As a specialized site, the Politico -- launched by Allbritton Communications, which also owns WJLA-TV and NewsChannel 8 -- benefits from smart hires. The roster includes former U.S. News & World Report columnist Roger Simon, Time correspondent Mike Allen and Ben Smith of the New York Daily News.

Simon obtained an interview with John McCain -- who made news by saying that President Bush had been "badly served" by Vice President Cheney -- and then, in a column, opined: "When it comes to Iraq, you cannot accuse John McCain of political opportunism. In fact, his support for George Bush's downward spiral of a war seems more like political suicide."

Allen and Harris wrote of Hillary Clinton that her challenge was "convincing millions of people that the most famous woman on the planet -- someone who has been astride the national stage for 15 years -- is someone quite different than they think she is." If that sounds like a Post news analysis, maybe it's because they used to be the White House team here.

On Wednesday -- a day before The Post tackled the subject -- Smith wrote of Barack Obama: "Will he pitch himself to African-American voters as the black candidate, or hew to the post-racial line that's helped make him sensationally popular with white Democrats?"

Some items are way inside baseball, and a few stories -- such as "Health Problems Pose Governing Challenge," because the average age of senators has risen from 60 to 62 -- seem a bit of a stretch.

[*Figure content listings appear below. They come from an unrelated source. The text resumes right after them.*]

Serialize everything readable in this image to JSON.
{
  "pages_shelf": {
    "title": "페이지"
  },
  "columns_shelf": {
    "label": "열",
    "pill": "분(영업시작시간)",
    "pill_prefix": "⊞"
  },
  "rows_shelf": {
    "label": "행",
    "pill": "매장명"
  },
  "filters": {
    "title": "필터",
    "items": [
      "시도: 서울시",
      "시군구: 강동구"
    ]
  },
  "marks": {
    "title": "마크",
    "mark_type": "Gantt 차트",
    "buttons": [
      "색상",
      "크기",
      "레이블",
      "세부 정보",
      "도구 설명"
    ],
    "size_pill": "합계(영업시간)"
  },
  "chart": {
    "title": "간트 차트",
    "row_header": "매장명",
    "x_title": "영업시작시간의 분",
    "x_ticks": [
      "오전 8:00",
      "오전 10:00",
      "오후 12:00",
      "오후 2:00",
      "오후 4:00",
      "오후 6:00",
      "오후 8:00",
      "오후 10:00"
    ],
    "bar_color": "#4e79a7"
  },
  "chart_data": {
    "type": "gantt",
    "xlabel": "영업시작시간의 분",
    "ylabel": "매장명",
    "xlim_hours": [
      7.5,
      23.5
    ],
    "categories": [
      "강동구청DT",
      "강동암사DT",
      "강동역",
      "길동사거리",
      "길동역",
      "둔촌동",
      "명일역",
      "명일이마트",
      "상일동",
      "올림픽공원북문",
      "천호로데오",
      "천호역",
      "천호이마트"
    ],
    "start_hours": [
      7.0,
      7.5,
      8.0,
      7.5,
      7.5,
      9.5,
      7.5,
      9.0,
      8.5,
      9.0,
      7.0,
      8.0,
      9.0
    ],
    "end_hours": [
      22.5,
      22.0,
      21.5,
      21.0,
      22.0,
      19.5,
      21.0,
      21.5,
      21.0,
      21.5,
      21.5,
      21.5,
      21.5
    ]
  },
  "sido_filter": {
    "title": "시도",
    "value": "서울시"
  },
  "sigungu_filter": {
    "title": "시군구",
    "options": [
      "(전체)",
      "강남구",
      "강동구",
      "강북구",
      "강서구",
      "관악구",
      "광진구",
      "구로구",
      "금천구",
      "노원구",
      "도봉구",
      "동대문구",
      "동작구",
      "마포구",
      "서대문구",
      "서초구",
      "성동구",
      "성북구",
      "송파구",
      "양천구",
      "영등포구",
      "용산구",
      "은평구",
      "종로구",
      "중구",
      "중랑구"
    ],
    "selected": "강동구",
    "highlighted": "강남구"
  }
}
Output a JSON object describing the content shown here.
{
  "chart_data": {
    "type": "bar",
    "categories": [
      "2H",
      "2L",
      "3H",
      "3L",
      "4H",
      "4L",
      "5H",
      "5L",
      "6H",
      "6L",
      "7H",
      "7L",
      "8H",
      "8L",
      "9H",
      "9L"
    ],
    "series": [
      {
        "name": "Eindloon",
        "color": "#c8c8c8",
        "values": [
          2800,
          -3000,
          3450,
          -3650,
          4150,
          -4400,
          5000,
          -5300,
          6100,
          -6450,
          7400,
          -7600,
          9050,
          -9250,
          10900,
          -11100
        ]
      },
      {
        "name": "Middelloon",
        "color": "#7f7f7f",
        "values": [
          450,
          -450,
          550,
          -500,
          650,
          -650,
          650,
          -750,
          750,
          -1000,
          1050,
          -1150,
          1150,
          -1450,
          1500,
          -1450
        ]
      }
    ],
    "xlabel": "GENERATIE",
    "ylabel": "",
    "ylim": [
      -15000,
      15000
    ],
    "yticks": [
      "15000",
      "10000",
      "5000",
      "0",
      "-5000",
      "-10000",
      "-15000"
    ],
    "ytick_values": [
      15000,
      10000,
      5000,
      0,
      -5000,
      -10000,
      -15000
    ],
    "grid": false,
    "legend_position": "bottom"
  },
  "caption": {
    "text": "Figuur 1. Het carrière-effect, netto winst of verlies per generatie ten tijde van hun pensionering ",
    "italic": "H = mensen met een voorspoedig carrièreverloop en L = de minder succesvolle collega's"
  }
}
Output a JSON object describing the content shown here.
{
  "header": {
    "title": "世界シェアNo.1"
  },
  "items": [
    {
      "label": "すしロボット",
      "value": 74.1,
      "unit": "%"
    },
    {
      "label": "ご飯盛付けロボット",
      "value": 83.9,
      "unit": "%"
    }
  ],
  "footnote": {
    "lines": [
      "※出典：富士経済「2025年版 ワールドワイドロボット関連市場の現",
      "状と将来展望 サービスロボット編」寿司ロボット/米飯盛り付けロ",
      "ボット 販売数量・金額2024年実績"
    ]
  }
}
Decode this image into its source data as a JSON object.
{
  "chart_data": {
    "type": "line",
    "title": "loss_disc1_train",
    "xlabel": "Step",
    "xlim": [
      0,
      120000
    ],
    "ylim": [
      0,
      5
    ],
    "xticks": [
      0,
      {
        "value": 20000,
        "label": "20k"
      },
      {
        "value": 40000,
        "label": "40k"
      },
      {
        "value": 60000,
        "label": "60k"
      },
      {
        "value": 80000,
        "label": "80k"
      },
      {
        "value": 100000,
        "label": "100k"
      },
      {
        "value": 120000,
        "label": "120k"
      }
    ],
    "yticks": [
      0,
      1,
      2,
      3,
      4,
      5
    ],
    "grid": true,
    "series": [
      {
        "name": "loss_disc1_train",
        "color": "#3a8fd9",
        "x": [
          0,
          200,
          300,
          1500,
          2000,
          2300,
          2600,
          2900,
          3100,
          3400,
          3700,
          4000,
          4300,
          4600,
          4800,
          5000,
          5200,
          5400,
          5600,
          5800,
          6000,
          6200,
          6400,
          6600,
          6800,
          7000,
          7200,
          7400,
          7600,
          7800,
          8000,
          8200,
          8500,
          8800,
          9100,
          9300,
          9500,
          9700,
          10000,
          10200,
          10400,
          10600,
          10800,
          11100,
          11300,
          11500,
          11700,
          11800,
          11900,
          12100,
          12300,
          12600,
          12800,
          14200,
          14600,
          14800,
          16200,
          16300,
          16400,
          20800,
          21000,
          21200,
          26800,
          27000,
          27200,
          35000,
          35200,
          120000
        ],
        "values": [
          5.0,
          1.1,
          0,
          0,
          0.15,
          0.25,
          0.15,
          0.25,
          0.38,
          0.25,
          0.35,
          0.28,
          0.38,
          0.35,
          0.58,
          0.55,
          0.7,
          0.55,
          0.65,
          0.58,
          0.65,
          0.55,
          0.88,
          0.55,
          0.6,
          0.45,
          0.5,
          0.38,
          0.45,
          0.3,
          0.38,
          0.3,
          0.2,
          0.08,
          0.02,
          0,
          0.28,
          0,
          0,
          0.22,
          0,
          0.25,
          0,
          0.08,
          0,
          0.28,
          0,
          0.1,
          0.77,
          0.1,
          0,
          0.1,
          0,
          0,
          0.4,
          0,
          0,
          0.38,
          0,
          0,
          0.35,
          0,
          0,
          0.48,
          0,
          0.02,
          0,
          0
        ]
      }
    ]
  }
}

Among the juicier fare in lighter columns such as The Crypt: Rahm Emanuel seen rubbing his forehead against the forehead of his House Democratic colleague, Rosa DeLauro, "in what can only be described as an intimate embrace." Pretty hot, for Washington gossip.

The 25,000-run print edition, which will compete with Roll Call and the Hill, is being published three times a week, and once a week when Congress is not in session. Former House members Tom DeLay and Martin Frost have signed on as columnists. Politico staffers, meanwhile, have been appearing on "Face the Nation," "Early Show" and other CBS television and radio programs under a partnership with the network.